The SD-WAN versus MPS debate

One of MPLS’s most important aspects is the reliable delivery of packets. This reliability is especially essential to maintain the quality of real-time protocols, such as voice of IP. MPLS providers can also assign a higher priority to certain network traffic. These benefits bring a sense of traffic predictability within the network. Network paths are predetermined, so packets travel only along the paths to which they are directed.

One downside of MPLS is bandwidth cost. Today’s consumers are increasingly interested in bandwidth-hogging multimedia content such as videos and augmented reality (AR)/virtual reality (VR), and the high per-megabit cost that MPLS demands can be out of reach. Finally, an MPLS network doesn’t offer built-in data protection, and if incorrectly implemented, it can open the network to vulnerabilities.

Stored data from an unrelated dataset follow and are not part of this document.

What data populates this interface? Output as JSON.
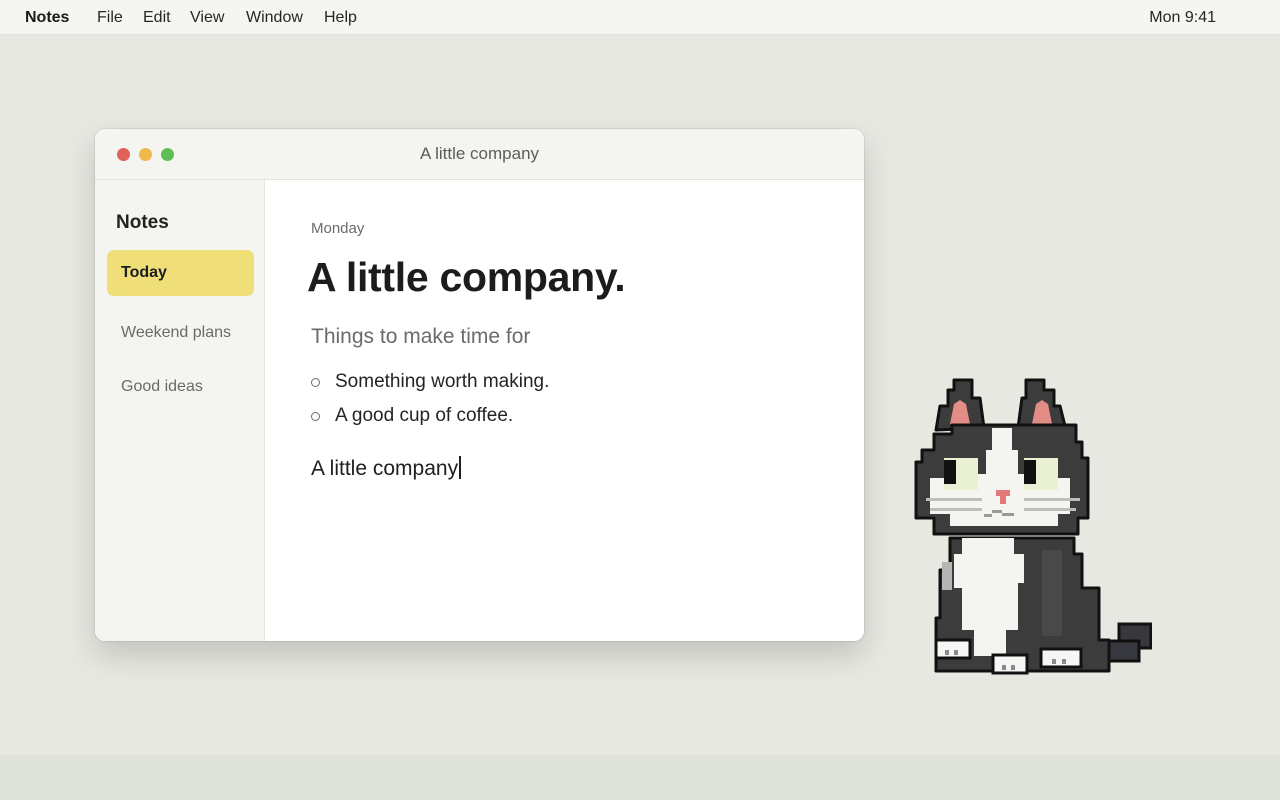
{
  "menubar": {
    "app_name": "Notes",
    "menus": [
      "File",
      "Edit",
      "View",
      "Window",
      "Help"
    ],
    "clock": "Mon 9:41"
  },
  "window": {
    "title": "A little company"
  },
  "sidebar": {
    "heading": "Notes",
    "items": [
      {
        "label": "Today",
        "active": true
      },
      {
        "label": "Weekend plans",
        "active": false
      },
      {
        "label": "Good ideas",
        "active": false
      }
    ]
  },
  "note": {
    "day": "Monday",
    "title": "A little company.",
    "subtitle": "Things to make time for",
    "checklist": [
      {
        "text": "Something worth making.",
        "checked": false
      },
      {
        "text": "A good cup of coffee.",
        "checked": false
      }
    ],
    "body": "A little company"
  },
  "colors": {
    "desktop": "#e6e8e1",
    "active_item": "#f0de78",
    "close": "#e0605a",
    "minimize": "#f0b94b",
    "maximize": "#5fbf57"
  },
  "decoration": {
    "icon": "pixel-cat-icon"
  }
}
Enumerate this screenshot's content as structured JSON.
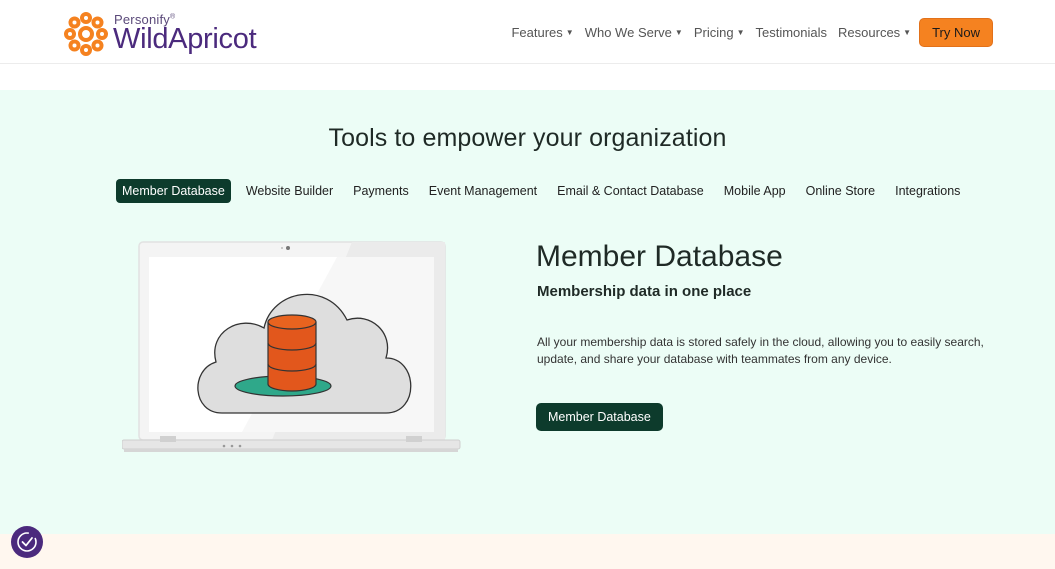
{
  "header": {
    "logo_small": "Personify",
    "logo_mark": "®",
    "logo_big": "WildApricot",
    "nav": [
      {
        "label": "Features",
        "dropdown": true
      },
      {
        "label": "Who We Serve",
        "dropdown": true
      },
      {
        "label": "Pricing",
        "dropdown": true
      },
      {
        "label": "Testimonials",
        "dropdown": false
      },
      {
        "label": "Resources",
        "dropdown": true
      }
    ],
    "cta_label": "Try Now"
  },
  "tools": {
    "title": "Tools to empower your organization",
    "tabs": [
      {
        "label": "Member Database",
        "active": true
      },
      {
        "label": "Website Builder",
        "active": false
      },
      {
        "label": "Payments",
        "active": false
      },
      {
        "label": "Event Management",
        "active": false
      },
      {
        "label": "Email & Contact Database",
        "active": false
      },
      {
        "label": "Mobile App",
        "active": false
      },
      {
        "label": "Online Store",
        "active": false
      },
      {
        "label": "Integrations",
        "active": false
      }
    ],
    "feature": {
      "title": "Member Database",
      "subtitle": "Membership data in one place",
      "description": "All your membership data is stored safely in the cloud, allowing you to easily search, update, and share your database with teammates from any device.",
      "button_label": "Member Database"
    }
  },
  "icons": {
    "caret": "caret-down-icon",
    "consent": "privacy-consent-icon",
    "illustration": "laptop-cloud-database-illustration"
  },
  "colors": {
    "brand_purple": "#4b2a7d",
    "brand_orange": "#f58220",
    "dark_green": "#0d3b2c",
    "section_bg": "#ecfdf6",
    "database_orange": "#e2571c",
    "platform_teal": "#2fa88a"
  }
}
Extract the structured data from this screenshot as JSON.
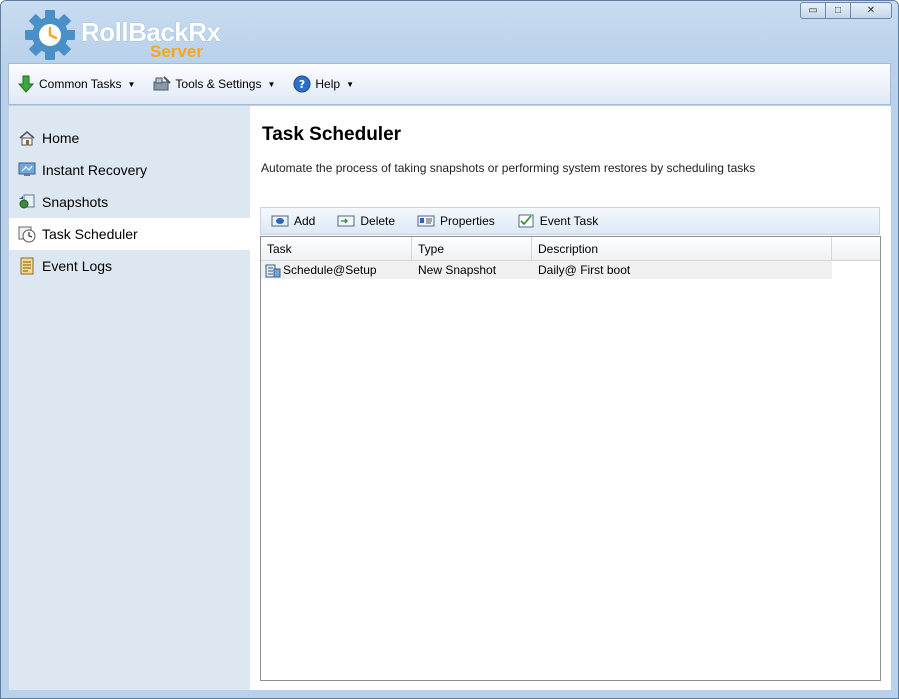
{
  "app": {
    "logo_main": "RollBackRx",
    "logo_sub": "Server"
  },
  "window_controls": {
    "minimize": "▭",
    "maximize": "□",
    "close": "✕"
  },
  "menubar": {
    "items": [
      {
        "label": "Common Tasks",
        "icon": "green-down-arrow-icon"
      },
      {
        "label": "Tools & Settings",
        "icon": "tools-icon"
      },
      {
        "label": "Help",
        "icon": "help-icon"
      }
    ]
  },
  "sidebar": {
    "items": [
      {
        "label": "Home",
        "icon": "home-icon",
        "active": false
      },
      {
        "label": "Instant Recovery",
        "icon": "recovery-monitor-icon",
        "active": false
      },
      {
        "label": "Snapshots",
        "icon": "snapshots-icon",
        "active": false
      },
      {
        "label": "Task Scheduler",
        "icon": "scheduler-clock-icon",
        "active": true
      },
      {
        "label": "Event Logs",
        "icon": "event-log-icon",
        "active": false
      }
    ]
  },
  "main": {
    "title": "Task Scheduler",
    "description": "Automate the process of taking snapshots or performing system restores by scheduling tasks",
    "toolbar": {
      "add": "Add",
      "delete": "Delete",
      "properties": "Properties",
      "event_task": "Event Task"
    },
    "table": {
      "columns": [
        "Task",
        "Type",
        "Description"
      ],
      "rows": [
        {
          "task": "Schedule@Setup",
          "type": "New Snapshot",
          "description": "Daily@ First boot"
        }
      ]
    }
  },
  "colors": {
    "window_frame": "#b9d1ea",
    "sidebar_bg": "#dde7f2",
    "logo_accent": "#f5a623",
    "logo_gear": "#4a90c8"
  }
}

SD-WAN offers several benefits over traditional MPLS networks. The core value proposition of SD-WAN is that it promises to dramatically impact the entire enterprise networking ecosystem. With SD-WAN, geographic boundaries are erased, and key benefits such as visibility, scalability, performance, and control are enhanced.

Unlike MPLS, SD-WAN comes with no bandwidth penalties. Perhaps the greatest selling point for SD-WAN is the ability to cost-effectively mix and match network links according to content type or priority. Both Internet broadband and 4G LTE are less expensive than MPLS, so customers can choose those links instead of the expensive MPLS network for certain types of lower-priority traffic.

Arguably the primary advantage of SD-WAN is security. Today’s companies prefer network architectures that integrate security, policy, and orchestration, and SD-WAN covers those bases by unifying secure connectivity. In the SD-WAN architecture, a company benefits from end-to-end encryption across the entire network, including the internet. All devices and endpoints are completely authenticated, thanks to a scalable key-exchange functionality and software-defined security.

Having said that, MPLS is not expected to disappear in the near future. Considering that MPLS is a proven, trusted network protocol for high volume traffic, it continues to find place in legacy network architecture. Organizations, rather than do away with MPLS, are more likely to overlay their current networks with WAN optimization services. A hybrid WAN strategy allows organizations to leverage the low cost bandwidth of the public internet, along with the availability and performance of SD-WAN. For example, low availability traffic such as internal portals can use internet links, while high performance needs such as alerts can be driven through MPLS.

In conclusion,  these two technologies work best when paired together, with SD-WAN serving to support key MPLS capabilities. Many telecom customers are likely to need both SD-WAN and MPLS, depending on their network configurations. So it is not an SD-WAN versus MPLS scenario necessarily – particularly for enterprises that already have MPLS.

With dynamic load balancing and failover, the client may route non-mission critical traffic like software usages, email, and storage file transfers over SD-WAN, while still handle mission-critical applications like voice and real-time video over MPLS.